D’abord cette pochette belle à brailler, qui rappelle à la fois le dépouillement du disque de Gonzales, la fascination pour les organes internes du corps humain sur In Utero de Nirvana, ou encore la poésie anxiogène de L’Écume des jours, roman phare de Boris Vian, pour l’idée du nénuphar qui croît sur un poumon; ici, c’est un "jujube sur mon coeur", un poumon, une racine et une fleur qui, ainsi assemblés, dessinent un oiseau.

Sur Trompe-l’oeil, Malajube se paye le luxe de collaborations avec Loco Locass et Pierre Lapointe, réinvite Valérie Jodoin-Keaton (claviériste pour les Dears). Mais le plus saisissant, ce qui nous laisse éberlué quand on sort la loupe pour regarder de plus près, ce sont les textes. Au départ, on se dit que les paroles sont comme la porte d’une caverne qui ne s’ouvre pas quand on hurle "Sésame" à l’entrée. Puis, on se rend compte qu’il est beaucoup question d’amour et que pour écrire des trucs aussi délicatement ficelés que "Quand tu rugis, tu rougis, la bouche pleine de confettis et tu danses, danses, toute la nuit" (La Monogamie), ce Julien Mineau doit vivre de rock, d’amour, d’eau fraîche. Mais voilà qu’on apprend que derrière chaque chanson, une maladie se terre. Sans blague. "J’ai des tendances hypocondriaques.
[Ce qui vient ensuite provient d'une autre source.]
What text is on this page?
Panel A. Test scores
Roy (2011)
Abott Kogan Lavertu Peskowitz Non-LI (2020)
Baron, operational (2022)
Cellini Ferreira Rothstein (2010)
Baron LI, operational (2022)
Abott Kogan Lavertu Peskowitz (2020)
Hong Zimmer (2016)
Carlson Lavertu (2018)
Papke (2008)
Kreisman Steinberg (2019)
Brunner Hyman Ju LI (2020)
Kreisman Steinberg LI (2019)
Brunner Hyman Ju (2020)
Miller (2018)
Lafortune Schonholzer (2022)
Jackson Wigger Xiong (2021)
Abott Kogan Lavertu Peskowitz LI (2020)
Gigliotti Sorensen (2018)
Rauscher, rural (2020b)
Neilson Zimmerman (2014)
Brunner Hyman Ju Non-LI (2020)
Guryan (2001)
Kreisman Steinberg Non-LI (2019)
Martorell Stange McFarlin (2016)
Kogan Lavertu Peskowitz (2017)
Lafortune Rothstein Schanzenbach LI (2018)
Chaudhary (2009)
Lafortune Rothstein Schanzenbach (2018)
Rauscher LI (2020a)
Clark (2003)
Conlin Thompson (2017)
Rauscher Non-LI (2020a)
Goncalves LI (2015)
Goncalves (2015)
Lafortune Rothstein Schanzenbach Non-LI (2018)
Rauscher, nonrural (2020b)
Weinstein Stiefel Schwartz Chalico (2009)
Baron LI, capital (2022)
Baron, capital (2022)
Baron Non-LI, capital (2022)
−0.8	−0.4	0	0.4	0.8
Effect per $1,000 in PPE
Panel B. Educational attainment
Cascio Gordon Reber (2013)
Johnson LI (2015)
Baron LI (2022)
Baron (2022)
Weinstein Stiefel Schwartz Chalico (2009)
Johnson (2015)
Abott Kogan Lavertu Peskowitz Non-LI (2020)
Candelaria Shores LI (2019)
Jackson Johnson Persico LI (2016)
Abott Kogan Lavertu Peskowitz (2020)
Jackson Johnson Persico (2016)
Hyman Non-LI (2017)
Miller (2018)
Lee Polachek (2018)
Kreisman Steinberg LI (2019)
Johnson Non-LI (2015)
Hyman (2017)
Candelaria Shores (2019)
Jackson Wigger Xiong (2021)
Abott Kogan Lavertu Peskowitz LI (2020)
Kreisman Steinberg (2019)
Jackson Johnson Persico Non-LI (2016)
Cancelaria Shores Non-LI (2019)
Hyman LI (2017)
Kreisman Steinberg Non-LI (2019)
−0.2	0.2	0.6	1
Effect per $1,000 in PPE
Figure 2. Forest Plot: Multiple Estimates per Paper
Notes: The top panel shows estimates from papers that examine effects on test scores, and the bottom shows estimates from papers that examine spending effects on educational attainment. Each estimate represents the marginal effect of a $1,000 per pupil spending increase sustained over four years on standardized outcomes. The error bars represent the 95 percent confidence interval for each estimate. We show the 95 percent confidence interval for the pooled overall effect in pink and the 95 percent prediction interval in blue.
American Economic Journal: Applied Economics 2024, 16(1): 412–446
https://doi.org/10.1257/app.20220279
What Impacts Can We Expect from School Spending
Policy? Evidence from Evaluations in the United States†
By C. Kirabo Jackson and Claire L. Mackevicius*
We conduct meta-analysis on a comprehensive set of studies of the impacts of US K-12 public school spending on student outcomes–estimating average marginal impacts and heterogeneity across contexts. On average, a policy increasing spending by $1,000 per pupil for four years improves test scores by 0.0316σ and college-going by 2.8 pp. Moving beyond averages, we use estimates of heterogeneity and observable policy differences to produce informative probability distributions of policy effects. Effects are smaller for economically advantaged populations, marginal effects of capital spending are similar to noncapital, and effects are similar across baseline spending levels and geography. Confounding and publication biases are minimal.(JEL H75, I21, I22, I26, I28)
Pas au point de faire exploser mon coeur de peur qu’il explose, comme les vrais hypocondriaques, par contre. Quand j’ai l’impression qu’il va exploser, j’ai juste à penser à autre chose pour oublier tout ça."

À propos de sa maladie, le chanteur de 24 ans se fait très loquace, s’enflamme tout à coup, et nous apprend que Montréal -40 oC, premier simple de l’album, réfère à un rhume de sinus, que St-Fortunat aborde le sujet de la bipolarité, que La Russe, avec Loco Locass, parle du syndrome Gilles de la Tourette, que Pâte filo, sous ses dehors de bluette amoureuse, renvoie à une affliction que Malajube ne souhaite à personne, la fissure anale. En jasant avec ce Julien Mineau, on apprend l’existence de toutes sortes de maladies dont on ne soupçonnait même pas l’existence. "C’est tout le temps ça qui m’arrive; quand j’étais jeune, il m’a même poussé des seins! Mais ma plus grande crainte serait de me faire opérer, ça c’est le sujet de Ton plat favori. Imagine qu’on doive t’opérer à coeur ouvert, imagine la semaine précédant l’opération, quand on t’annonce qu’il faut que tu te rases le torse…"

On imagine, on imagine… Et si jamais l’opération tourne mal, on lègue notre coeur à Malajube.